RISK ASSESSMENT OF THE OCCURRENCE OF PRESSURE SORES
Prevention of pressure ulcers includes an assessment of the etymological factors and risk factors for potential pressure ulcers:
- Identifying individuals at risk of developing pressure ulcers and addressing risk factors;
- maintaining tissue resistance to damage;
- maintaining and increasing tissue resistance to damage;
- Protect patient tissues from pressure and shear;
- adjust the patient's diet appropriately;
- carry out prevention programmes for pressure sores.
A pressure ulcer risk scale is used to assess the risk of pressure ulcers.
When a patient is identified as being at risk of developing a pressure sore, the nurse develops a personalised pressure sore prevention plan.
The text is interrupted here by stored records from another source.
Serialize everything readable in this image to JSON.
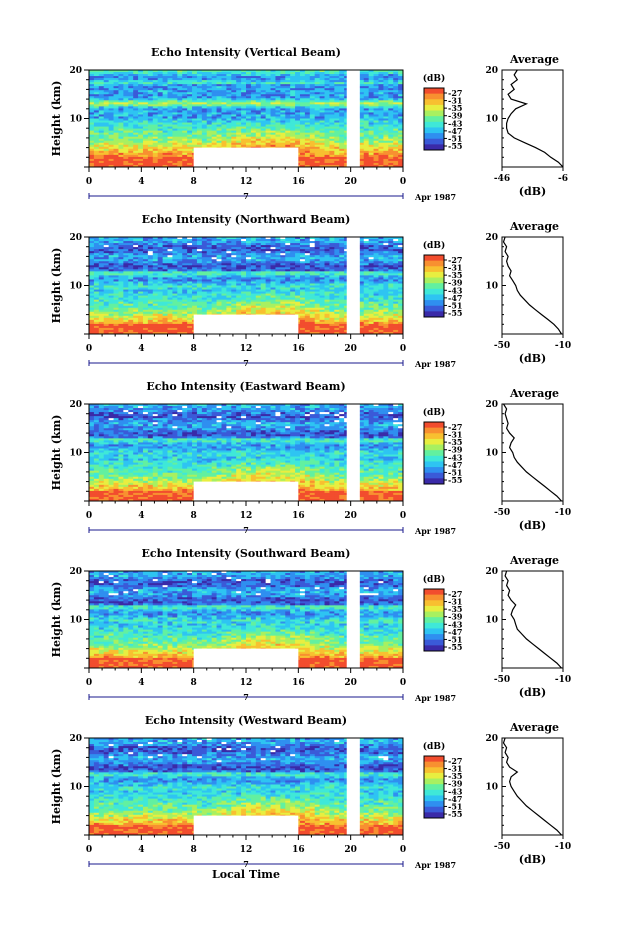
{
  "chart_data": {
    "type": "heatmap",
    "colorbar": {
      "unit": "(dB)",
      "ticks": [
        "-27",
        "-31",
        "-35",
        "-39",
        "-43",
        "-47",
        "-51",
        "-55"
      ],
      "colors": [
        "#3a2aa8",
        "#3a5ad8",
        "#2f8ff0",
        "#2ec4f2",
        "#3fe8d8",
        "#62f0a0",
        "#a8f060",
        "#e8ee40",
        "#f8c030",
        "#f89030",
        "#f24d2e"
      ]
    },
    "x_ticks": [
      "0",
      "4",
      "8",
      "12",
      "16",
      "20",
      "0"
    ],
    "xlim": [
      0,
      24
    ],
    "y_ticks": [
      "20",
      "10"
    ],
    "ylim": [
      0,
      20
    ],
    "ylabel": "Height (km)",
    "xlabel": "Local Time",
    "date_label": "Apr 1987",
    "day_label": "7",
    "profile_title": "Average",
    "profile_xlabel": "(dB)",
    "data_gaps": [
      {
        "x_start": 8,
        "x_end": 16,
        "y_start": 0,
        "y_end": 4
      },
      {
        "x_start": 19.7,
        "x_end": 20.7,
        "y_start": 0,
        "y_end": 20
      }
    ],
    "panels": [
      {
        "title": "Echo Intensity (Vertical Beam)",
        "profile_xticks": [
          "-46",
          "-6"
        ],
        "profile_xlim": [
          -46,
          -6
        ],
        "profile": {
          "height": [
            0,
            1,
            2,
            3,
            4,
            5,
            6,
            7,
            8,
            9,
            10,
            11,
            12,
            13,
            14,
            15,
            16,
            17,
            18,
            19,
            20
          ],
          "value": [
            -6,
            -9,
            -14,
            -18,
            -24,
            -31,
            -38,
            -42,
            -43,
            -43,
            -42,
            -40,
            -37,
            -30,
            -40,
            -42,
            -38,
            -40,
            -36,
            -38,
            -36
          ]
        }
      },
      {
        "title": "Echo Intensity (Northward Beam)",
        "profile_xticks": [
          "-50",
          "-10"
        ],
        "profile_xlim": [
          -50,
          -10
        ],
        "profile": {
          "height": [
            0,
            1,
            2,
            3,
            4,
            5,
            6,
            7,
            8,
            9,
            10,
            11,
            12,
            13,
            14,
            15,
            16,
            17,
            18,
            19,
            20
          ],
          "value": [
            -11,
            -13,
            -16,
            -20,
            -24,
            -28,
            -32,
            -35,
            -38,
            -40,
            -41,
            -43,
            -45,
            -44,
            -46,
            -47,
            -46,
            -48,
            -47,
            -49,
            -48
          ]
        }
      },
      {
        "title": "Echo Intensity (Eastward Beam)",
        "profile_xticks": [
          "-50",
          "-10"
        ],
        "profile_xlim": [
          -50,
          -10
        ],
        "profile": {
          "height": [
            0,
            1,
            2,
            3,
            4,
            5,
            6,
            7,
            8,
            9,
            10,
            11,
            12,
            13,
            14,
            15,
            16,
            17,
            18,
            19,
            20
          ],
          "value": [
            -11,
            -14,
            -18,
            -22,
            -26,
            -30,
            -34,
            -37,
            -40,
            -42,
            -43,
            -45,
            -44,
            -42,
            -45,
            -47,
            -46,
            -47,
            -48,
            -47,
            -49
          ]
        }
      },
      {
        "title": "Echo Intensity (Southward Beam)",
        "profile_xticks": [
          "-50",
          "-10"
        ],
        "profile_xlim": [
          -50,
          -10
        ],
        "profile": {
          "height": [
            0,
            1,
            2,
            3,
            4,
            5,
            6,
            7,
            8,
            9,
            10,
            11,
            12,
            13,
            14,
            15,
            16,
            17,
            18,
            19,
            20
          ],
          "value": [
            -11,
            -14,
            -18,
            -22,
            -26,
            -30,
            -34,
            -37,
            -40,
            -41,
            -42,
            -44,
            -43,
            -41,
            -44,
            -46,
            -45,
            -47,
            -46,
            -48,
            -47
          ]
        }
      },
      {
        "title": "Echo Intensity (Westward Beam)",
        "profile_xticks": [
          "-50",
          "-10"
        ],
        "profile_xlim": [
          -50,
          -10
        ],
        "profile": {
          "height": [
            0,
            1,
            2,
            3,
            4,
            5,
            6,
            7,
            8,
            9,
            10,
            11,
            12,
            13,
            14,
            15,
            16,
            17,
            18,
            19,
            20
          ],
          "value": [
            -11,
            -14,
            -18,
            -22,
            -26,
            -30,
            -34,
            -37,
            -40,
            -42,
            -44,
            -45,
            -44,
            -40,
            -45,
            -47,
            -46,
            -48,
            -47,
            -49,
            -48
          ]
        }
      }
    ]
  }
}
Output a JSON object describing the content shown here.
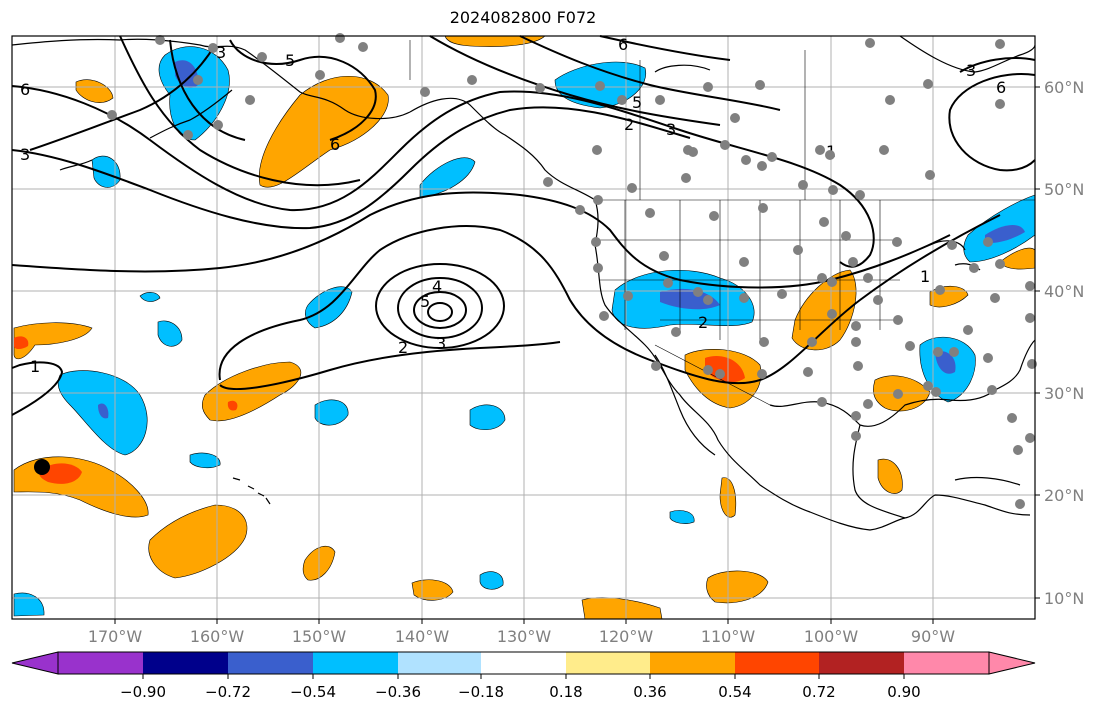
{
  "title": "2024082800 F072",
  "axes": {
    "lon_labels": [
      "170°W",
      "160°W",
      "150°W",
      "140°W",
      "130°W",
      "120°W",
      "110°W",
      "100°W",
      "90°W"
    ],
    "lat_labels": [
      "60°N",
      "50°N",
      "40°N",
      "30°N",
      "20°N",
      "10°N"
    ],
    "label_color": "#808080"
  },
  "colorbar": {
    "tick_labels": [
      "−0.90",
      "−0.72",
      "−0.54",
      "−0.36",
      "−0.18",
      "0.18",
      "0.36",
      "0.54",
      "0.72",
      "0.90"
    ],
    "colors": [
      "#9932cc",
      "#00008b",
      "#3a5fcd",
      "#00bfff",
      "#b0e2ff",
      "#ffffff",
      "#ffec8b",
      "#ffa500",
      "#ff4500",
      "#b22222",
      "#ff88aa"
    ]
  },
  "contour_labels": [
    "6",
    "5",
    "3",
    "6",
    "3",
    "5",
    "2",
    "3",
    "6",
    "3",
    "1",
    "6",
    "4",
    "5",
    "3",
    "2",
    "1",
    "2",
    "1"
  ],
  "map_colors": {
    "ocean": "#ffffff",
    "coast": "#000000",
    "grid": "#b0b0b0",
    "station": "#808080",
    "positive_light": "#ffa500",
    "positive_strong": "#ff4500",
    "negative_light": "#00bfff",
    "negative_strong": "#3a5fcd"
  }
}
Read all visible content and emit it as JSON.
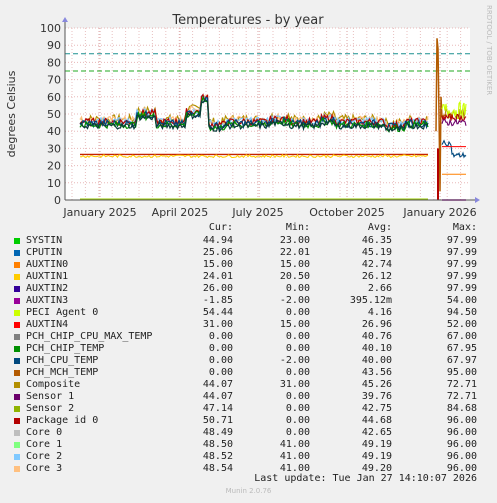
{
  "chart_data": {
    "type": "line",
    "title": "Temperatures - by year",
    "ylabel": "degrees Celsius",
    "side_label": "RRDTOOL / TOBI OETIKER",
    "ylim": [
      0,
      100
    ],
    "yticks": [
      "0",
      "10",
      "20",
      "30",
      "40",
      "50",
      "60",
      "70",
      "80",
      "90",
      "100"
    ],
    "xticks": [
      "January 2025",
      "April 2025",
      "July 2025",
      "October 2025",
      "January 2026"
    ],
    "grid": true,
    "thresholds": [
      {
        "value": 85,
        "color": "#1a8f8f"
      },
      {
        "value": 75,
        "color": "#22aa22"
      }
    ],
    "series": [
      {
        "name": "SYSTIN",
        "color": "#00cc00",
        "cur": "44.94",
        "min": "23.00",
        "avg": "46.35",
        "max": "97.99"
      },
      {
        "name": "CPUTIN",
        "color": "#0066b3",
        "cur": "25.06",
        "min": "22.01",
        "avg": "45.19",
        "max": "97.99"
      },
      {
        "name": "AUXTIN0",
        "color": "#ff8000",
        "cur": "15.00",
        "min": "15.00",
        "avg": "42.74",
        "max": "97.99"
      },
      {
        "name": "AUXTIN1",
        "color": "#ffcc00",
        "cur": "24.01",
        "min": "20.50",
        "avg": "26.12",
        "max": "97.99"
      },
      {
        "name": "AUXTIN2",
        "color": "#330099",
        "cur": "26.00",
        "min": "0.00",
        "avg": "2.66",
        "max": "97.99"
      },
      {
        "name": "AUXTIN3",
        "color": "#990099",
        "cur": "-1.85",
        "min": "-2.00",
        "avg": "395.12m",
        "max": "54.00"
      },
      {
        "name": "PECI Agent 0",
        "color": "#ccff00",
        "cur": "54.44",
        "min": "0.00",
        "avg": "4.16",
        "max": "94.50"
      },
      {
        "name": "AUXTIN4",
        "color": "#ff0000",
        "cur": "31.00",
        "min": "15.00",
        "avg": "26.96",
        "max": "52.00"
      },
      {
        "name": "PCH_CHIP_CPU_MAX_TEMP",
        "color": "#808080",
        "cur": "0.00",
        "min": "0.00",
        "avg": "40.76",
        "max": "67.00"
      },
      {
        "name": "PCH_CHIP_TEMP",
        "color": "#008f00",
        "cur": "0.00",
        "min": "0.00",
        "avg": "40.10",
        "max": "67.95"
      },
      {
        "name": "PCH_CPU_TEMP",
        "color": "#00487d",
        "cur": "0.00",
        "min": "-2.00",
        "avg": "40.00",
        "max": "67.97"
      },
      {
        "name": "PCH_MCH_TEMP",
        "color": "#b35a00",
        "cur": "0.00",
        "min": "0.00",
        "avg": "43.56",
        "max": "95.00"
      },
      {
        "name": "Composite",
        "color": "#b38f00",
        "cur": "44.07",
        "min": "31.00",
        "avg": "45.26",
        "max": "72.71"
      },
      {
        "name": "Sensor 1",
        "color": "#6b006b",
        "cur": "44.07",
        "min": "0.00",
        "avg": "39.76",
        "max": "72.71"
      },
      {
        "name": "Sensor 2",
        "color": "#8fb300",
        "cur": "47.14",
        "min": "0.00",
        "avg": "42.75",
        "max": "84.68"
      },
      {
        "name": "Package id 0",
        "color": "#b30000",
        "cur": "50.71",
        "min": "0.00",
        "avg": "44.68",
        "max": "96.00"
      },
      {
        "name": "Core 0",
        "color": "#bebebe",
        "cur": "48.49",
        "min": "0.00",
        "avg": "42.65",
        "max": "96.00"
      },
      {
        "name": "Core 1",
        "color": "#80ff80",
        "cur": "48.50",
        "min": "41.00",
        "avg": "49.19",
        "max": "96.00"
      },
      {
        "name": "Core 2",
        "color": "#80c9ff",
        "cur": "48.52",
        "min": "41.00",
        "avg": "49.19",
        "max": "96.00"
      },
      {
        "name": "Core 3",
        "color": "#ffc080",
        "cur": "48.54",
        "min": "41.00",
        "avg": "49.20",
        "max": "96.00"
      }
    ]
  },
  "table": {
    "cur": "Cur:",
    "min": "Min:",
    "avg": "Avg:",
    "max": "Max:"
  },
  "footer": {
    "last_update": "Last update: Tue Jan 27 14:10:07 2026",
    "munin": "Munin 2.0.76"
  }
}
RISK ASSESSMENT FOR PRESSURE SORES
Norton Scale:
Objective condition | Mental state | Total activity | Mobility | Urinary/Faecal incontinence |
Good 4 points |
Cheerful 4 points |
Walks freely 4 points |
Unlimited 4 points |
No 4 points |
Satisfactory 3 points |
Apathetic 3 points |
Walks with assistance 3 points |
Slightly limited 3 points |
Random 3 points |
Bad 2 points |
Dimmed consciousness 2 points |
Sitting in a chair 2 points |
Very limited 2 points |
Frequent 2 points |
Very bad 1 points |
Stupor 1 point |
Lying in bed 1 point |
Completely immobile 1 point |
Permanent 1 point |
14 points or more | low risk of pressure sores | |||
12 and less | high probability |
The most commonly used scale is the modified Norton scale:
Points | 4 | 3 | 2 | 1 |
Somatic state | Good | Satisfactory | Bad |
Very bad |
Activity | Walking | Walking with support | Sitting in a chair | Lying in bed |
Mobility | Normal | Slightly limited | Very limited | Immobile |
Mental state | Vigilant | Apathetic | Disrupted | Dimmed consciousness |
Patient cooperation | High | Limited | Low | No |
Age (years) | < 10 | < 30 | < 60 | < 60 |
Skin condition | Normal | Dry, scratchy | Moist | Open wounds |
Concomitant diseases | No | Fever, diabetes, anaemia | Obesity, cancer, reduced haemocrit | Arterial occlusion |
Urinary, faecal incontinence | No | Random | Frequent | Permanent |
Each parameter is scored from 1 to 4. These are added together to give an estimate of the probability of pressure sores.
- A score of 24 or more indicates a low risk of pressure sores,
- A score of 23-19 is medium,
- 18-14 points - high,
- 13-9 points - very high.
If the patient scores 25 or less, active prevention of pressure sores should be started. The first step is to assess the location of the pressure sore, its stage, size, wound bed, exudation, signs of infection, pain and the condition of the surrounding skin. It is advisable to assess the condition of the pressure sore daily if possible.
Sinkholes are classified according to their depth.
Stage I - persistent redness of the skin - after a change in the patient's position (it is bad if this is not taken into account).
Stage II - superficial cracking of the skin, ulceration.
Stage III - ulceration involves the subcutaneous tissue.
Stage IV - ulceration involves fascia, muscle, bone.
Main sites of pressure sores:
Axilla, ears, shoulder blades, spine, shoulder, elbows, iliac wings, sacrum and coccyx, ischial tuberosities, femoral tuberosities, knees, ankles, heel, toes.